Technically, we can talk about too many cognitive distortions. However, cognitive-behavioral therapy theorists have found that we use some types of cognitive distortion very widely. Now let’s consider these common types of cognitive distortions.
This cognitive distortion is also called “bipolar thinking”
When we think this way, we look at things like, şey Something must be exactly the way we want it or not at all.. The process, not the result, is always more important to us. If we didn’t get a high score, it wouldn’t mean anything to us enough.
Some people I encounter in my psychotherapy experience express their situation as follows: için For me, life is black or white. There is no grim. People who think like this can perceive living in gray as a kind of impersonality.
Some examples of thinking
- If I can’t do the best, I never will.
- If someone is criticizing me, then he doesn’t like me at all.
- He/she is unreliable if he/she doesn’t tell me everything.
- My mother (my father, my husband, my child, etc.) has no negative features (should not be).
- If everyone doesn’t always think about me, I’m flawed.
- Everything I want, it must always be the way I want it.
- We shouldn’t have a fight with my parner,If we want a happy marriage.
- If my partner loves me, I should always be on him/her mind.
- If my partner loves me, he/she must always keep my wishes ahead of everything.
Mind reading is a cognitive distortion that states that we know (or should) know what is going on in other people’s minds, or that they know what’s going on in our minds.
In bilateral relations we all make assumptions about the feelings and thoughts of the other person. This is a normal process in terms of relationship. However, if we are using mind reading distortions, we are confident that we know what the other person is thinking. Even if people tell us otherwise, we have a hard time changing our minds. We do not leave ourselves or anyone else with a margin of error.

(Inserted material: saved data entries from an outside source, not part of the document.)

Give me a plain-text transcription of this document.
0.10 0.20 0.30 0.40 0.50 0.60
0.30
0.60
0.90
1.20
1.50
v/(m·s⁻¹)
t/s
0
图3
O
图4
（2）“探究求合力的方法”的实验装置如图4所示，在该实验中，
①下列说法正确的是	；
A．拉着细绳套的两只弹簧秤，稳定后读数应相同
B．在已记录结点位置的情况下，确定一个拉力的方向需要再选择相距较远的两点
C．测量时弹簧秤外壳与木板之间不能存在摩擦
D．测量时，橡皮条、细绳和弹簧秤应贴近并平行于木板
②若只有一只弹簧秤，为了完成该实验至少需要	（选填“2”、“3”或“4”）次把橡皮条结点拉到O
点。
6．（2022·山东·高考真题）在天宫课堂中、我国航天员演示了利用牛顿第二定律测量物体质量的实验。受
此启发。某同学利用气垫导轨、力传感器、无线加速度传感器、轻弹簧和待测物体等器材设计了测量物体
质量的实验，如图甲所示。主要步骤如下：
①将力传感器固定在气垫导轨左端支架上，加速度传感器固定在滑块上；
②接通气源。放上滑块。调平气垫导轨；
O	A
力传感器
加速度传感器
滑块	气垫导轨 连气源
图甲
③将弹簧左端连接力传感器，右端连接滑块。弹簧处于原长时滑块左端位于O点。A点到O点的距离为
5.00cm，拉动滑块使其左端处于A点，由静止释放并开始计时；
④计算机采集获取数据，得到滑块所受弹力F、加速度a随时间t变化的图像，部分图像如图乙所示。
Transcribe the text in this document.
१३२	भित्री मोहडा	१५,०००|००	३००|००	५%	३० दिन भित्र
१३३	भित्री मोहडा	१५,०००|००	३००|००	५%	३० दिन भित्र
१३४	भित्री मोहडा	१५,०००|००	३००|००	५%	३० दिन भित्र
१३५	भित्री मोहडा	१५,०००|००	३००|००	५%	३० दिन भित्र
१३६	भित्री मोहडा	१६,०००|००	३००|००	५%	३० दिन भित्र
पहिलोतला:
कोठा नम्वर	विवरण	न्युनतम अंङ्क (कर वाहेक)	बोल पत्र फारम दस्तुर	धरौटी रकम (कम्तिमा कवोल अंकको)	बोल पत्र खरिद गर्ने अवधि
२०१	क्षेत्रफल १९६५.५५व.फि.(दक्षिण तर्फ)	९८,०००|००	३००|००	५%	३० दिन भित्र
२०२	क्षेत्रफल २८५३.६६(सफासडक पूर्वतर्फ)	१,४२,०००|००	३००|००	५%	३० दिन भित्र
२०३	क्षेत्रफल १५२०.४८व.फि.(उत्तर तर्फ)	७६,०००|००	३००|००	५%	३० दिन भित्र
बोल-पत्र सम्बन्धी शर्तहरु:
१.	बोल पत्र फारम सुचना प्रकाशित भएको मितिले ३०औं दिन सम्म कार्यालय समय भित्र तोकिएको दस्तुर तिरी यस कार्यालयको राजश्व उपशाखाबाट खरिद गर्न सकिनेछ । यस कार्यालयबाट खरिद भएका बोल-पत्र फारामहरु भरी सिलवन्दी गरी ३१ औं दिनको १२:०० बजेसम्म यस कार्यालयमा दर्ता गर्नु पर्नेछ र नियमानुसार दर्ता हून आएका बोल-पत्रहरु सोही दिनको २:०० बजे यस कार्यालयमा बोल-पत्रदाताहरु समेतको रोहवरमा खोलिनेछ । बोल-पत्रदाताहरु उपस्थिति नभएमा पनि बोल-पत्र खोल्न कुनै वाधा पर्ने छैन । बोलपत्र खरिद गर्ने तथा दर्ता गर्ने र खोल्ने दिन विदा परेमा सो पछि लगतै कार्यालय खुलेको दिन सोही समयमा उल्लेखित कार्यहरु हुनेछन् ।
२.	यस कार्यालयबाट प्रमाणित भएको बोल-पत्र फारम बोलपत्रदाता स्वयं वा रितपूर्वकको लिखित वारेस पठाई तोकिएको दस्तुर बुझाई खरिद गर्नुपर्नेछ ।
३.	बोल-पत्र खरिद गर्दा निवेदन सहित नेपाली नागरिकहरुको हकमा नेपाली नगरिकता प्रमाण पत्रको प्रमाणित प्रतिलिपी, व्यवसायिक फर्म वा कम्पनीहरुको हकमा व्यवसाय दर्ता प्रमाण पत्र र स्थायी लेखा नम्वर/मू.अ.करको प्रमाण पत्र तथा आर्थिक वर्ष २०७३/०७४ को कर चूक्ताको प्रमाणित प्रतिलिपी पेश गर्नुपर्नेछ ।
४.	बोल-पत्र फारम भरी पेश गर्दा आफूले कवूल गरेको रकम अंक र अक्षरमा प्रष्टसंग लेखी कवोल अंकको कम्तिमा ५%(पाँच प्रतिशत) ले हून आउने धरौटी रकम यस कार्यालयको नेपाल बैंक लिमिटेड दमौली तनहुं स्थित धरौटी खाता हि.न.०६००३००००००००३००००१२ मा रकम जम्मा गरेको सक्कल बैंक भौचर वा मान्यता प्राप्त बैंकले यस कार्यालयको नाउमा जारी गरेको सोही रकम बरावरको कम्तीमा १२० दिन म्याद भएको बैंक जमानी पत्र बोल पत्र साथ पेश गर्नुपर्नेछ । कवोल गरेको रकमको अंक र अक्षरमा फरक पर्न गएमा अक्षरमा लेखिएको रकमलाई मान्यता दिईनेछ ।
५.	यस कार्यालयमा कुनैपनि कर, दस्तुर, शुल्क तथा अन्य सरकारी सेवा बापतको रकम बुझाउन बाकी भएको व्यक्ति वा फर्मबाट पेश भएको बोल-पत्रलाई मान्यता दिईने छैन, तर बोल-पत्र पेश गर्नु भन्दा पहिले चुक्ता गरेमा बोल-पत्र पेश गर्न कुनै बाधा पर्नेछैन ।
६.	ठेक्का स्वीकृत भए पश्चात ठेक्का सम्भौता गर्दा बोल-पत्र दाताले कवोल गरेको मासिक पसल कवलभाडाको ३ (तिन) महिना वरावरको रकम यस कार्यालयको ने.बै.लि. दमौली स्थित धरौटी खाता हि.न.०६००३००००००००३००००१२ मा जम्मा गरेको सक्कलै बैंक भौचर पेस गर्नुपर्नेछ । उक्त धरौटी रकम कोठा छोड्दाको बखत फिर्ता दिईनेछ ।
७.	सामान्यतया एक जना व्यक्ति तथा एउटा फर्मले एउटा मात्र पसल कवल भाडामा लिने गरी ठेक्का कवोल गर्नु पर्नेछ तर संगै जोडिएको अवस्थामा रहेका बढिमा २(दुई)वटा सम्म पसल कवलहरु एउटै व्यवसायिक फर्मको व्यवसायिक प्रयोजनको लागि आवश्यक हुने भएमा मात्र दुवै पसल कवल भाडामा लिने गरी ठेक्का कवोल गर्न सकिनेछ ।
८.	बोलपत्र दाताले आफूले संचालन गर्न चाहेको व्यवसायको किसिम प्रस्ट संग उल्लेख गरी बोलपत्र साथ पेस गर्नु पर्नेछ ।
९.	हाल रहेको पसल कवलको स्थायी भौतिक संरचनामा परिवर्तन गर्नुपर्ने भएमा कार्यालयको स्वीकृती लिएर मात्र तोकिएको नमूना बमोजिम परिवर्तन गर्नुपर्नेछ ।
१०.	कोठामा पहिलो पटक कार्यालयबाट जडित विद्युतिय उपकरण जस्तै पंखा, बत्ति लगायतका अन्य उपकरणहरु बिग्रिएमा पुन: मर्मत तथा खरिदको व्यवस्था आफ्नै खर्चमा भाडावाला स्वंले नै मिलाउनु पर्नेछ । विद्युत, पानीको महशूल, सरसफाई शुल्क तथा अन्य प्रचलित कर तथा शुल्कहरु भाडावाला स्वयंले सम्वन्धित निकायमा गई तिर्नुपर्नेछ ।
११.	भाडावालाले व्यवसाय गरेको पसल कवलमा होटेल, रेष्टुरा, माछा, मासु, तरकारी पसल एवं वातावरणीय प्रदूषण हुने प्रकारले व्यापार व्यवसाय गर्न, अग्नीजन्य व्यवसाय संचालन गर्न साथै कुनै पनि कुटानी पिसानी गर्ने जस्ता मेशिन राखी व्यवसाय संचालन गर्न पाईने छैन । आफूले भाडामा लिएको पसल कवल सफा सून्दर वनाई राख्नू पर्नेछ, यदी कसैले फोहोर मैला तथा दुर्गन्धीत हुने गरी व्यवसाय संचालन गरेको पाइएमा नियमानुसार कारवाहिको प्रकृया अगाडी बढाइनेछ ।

I can think of a friend who doesn’t have a relationship with me as I expected, iyor He doesn’t want to be a contact with me anymore. “ But maybe there’s something that only annoys my friend.
- No need to ask, I’m sure what you’re thinking.
- If he loved me, he’d know what I wanted at the time.
- Needless to say, he must understand it.
Disasters can be thought of as predicting the future negatively without considering the realistic data in question. In disaster, there is an excessive focus on a possible future negativity.
People who take into account the more negative aspects of events and possibilities use this distortion extensively. A father whose child takes the exam can focus on the possibility that his child will not win and may annoy him. When a child goes to the park, a mother may be anxious to focus on the possibility of her child being abducted. A person who focuses on the side effects of the drug he is drinking may panic and get in a hurry. An employee who fails to train a job in time can be worry about the possibility of being fired and out of money
It may be considered as over-generalization that one reaches a negative (or positive) opinion based on a single (or very little) data. Here is a general rule on a limited number of examples.
In extreme generalization, a piece can be perceived as the whole itself. Ne
- A woman might say to her husband: He didn’t remember my birthday; That means that he does not love me.
- No woman can be trusted.
A student who gets a low score may say: I am completely unsuccessful.
Someone arguing with his friend might say: I can never look at his face again.